Robert Reich Asks, “Why Save Citigroup Bank and Not Save General Motors?”

In the wake of yesterday’s decision to bail out Citigroup, Robert Reich questions the reasoning that puts such emphasis on saving banks, but so little on saving automobile manufacturers.  Reich says, “Citigroup is not much different from General Motors. It’s a company that once made lots of money but, through a series of management blunders, is now losing money big time. Citi’s shareholders and creditors are taking a beating, just like the shareholders and creditors of GM.”

Reich says there is not a good reason why banks should be saved and auto makers not saved.  Reich says, “In fact, there may be more reason to do the reverse. GM has a far greater impact on jobs and communities. Add parts suppliers and their employees, and the number of middle-class and blue-collar jobs dependent on GM is many multiples that of Citi. And the potential social costs of GM’s demise, or even major shrinkage, is much larger than Citi’s — including everything from unemployment insurance to lost tax revenues to families suddenly without health insurance to entire communities whose infrastructure and housing may become nearly worthless. I’m not arguing that GM should be bailed out; as I’ve noted elsewhere, GM’s creditors, shareholders, executives, and workers should have to make substantial sacrifices before taxpayers should be expected to sacrifice as well.”

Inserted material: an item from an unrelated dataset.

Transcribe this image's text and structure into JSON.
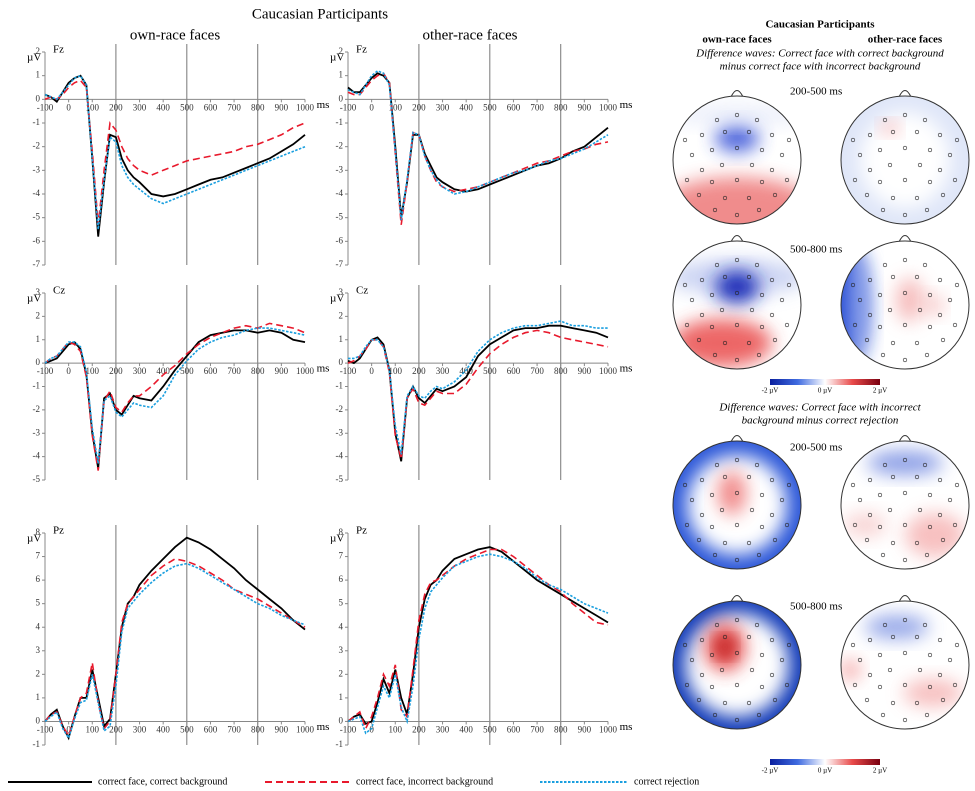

Excerpts from Reich’s article:

  • The current panic on Wall Street is not a “run” in this sense. It has almost nothing to do with banks’ roles as financial intermediaries. It’s a run on the shares of Wall Street banks, not a run on the pool of savings they oversee. The mutual funds, pension funds, and deposits they hold are perfectly safe. Before the asset bubbles burst, financial institutions were generating whopping profits, so naturally they attracted many investors and creditors. After the burst, the profits disappeared and their share prices plunged. These days, you’d be hard pressed to find many people who want to invest in or lend to financial institutions. So what?
  • Citi is about to be bailed out while GM is allowed to languish. That’s because Wall Street’s self-serving view of the unique role of financial institutions is mirrored in the two agencies that run the American economy — the Treasury and the Fed. Their job, as they see it, is to keep the financial economy “sound,” by which they mean keeping Wall Street’s own investors and creditors reasonably happy.
  • Because the public doesn’t understand the intricacies of finance, it’s easily persuaded that this is definition of “soundness” is the same as keeping savings flowing to the banks so that the banks can lend to them to Main Street. That’s why the public and its representatives have committed $700 billion of taxpayer money to Wall Street and another $500 to $600 billion of subsidized loans to the Street from the Fed — bailing out the investors and creditors of every major bank, including , any moment, Citi — only to discover, at the end of this frantic and unbelievably expensive exercise, that American jobs and communities are more endangered than they were at the start.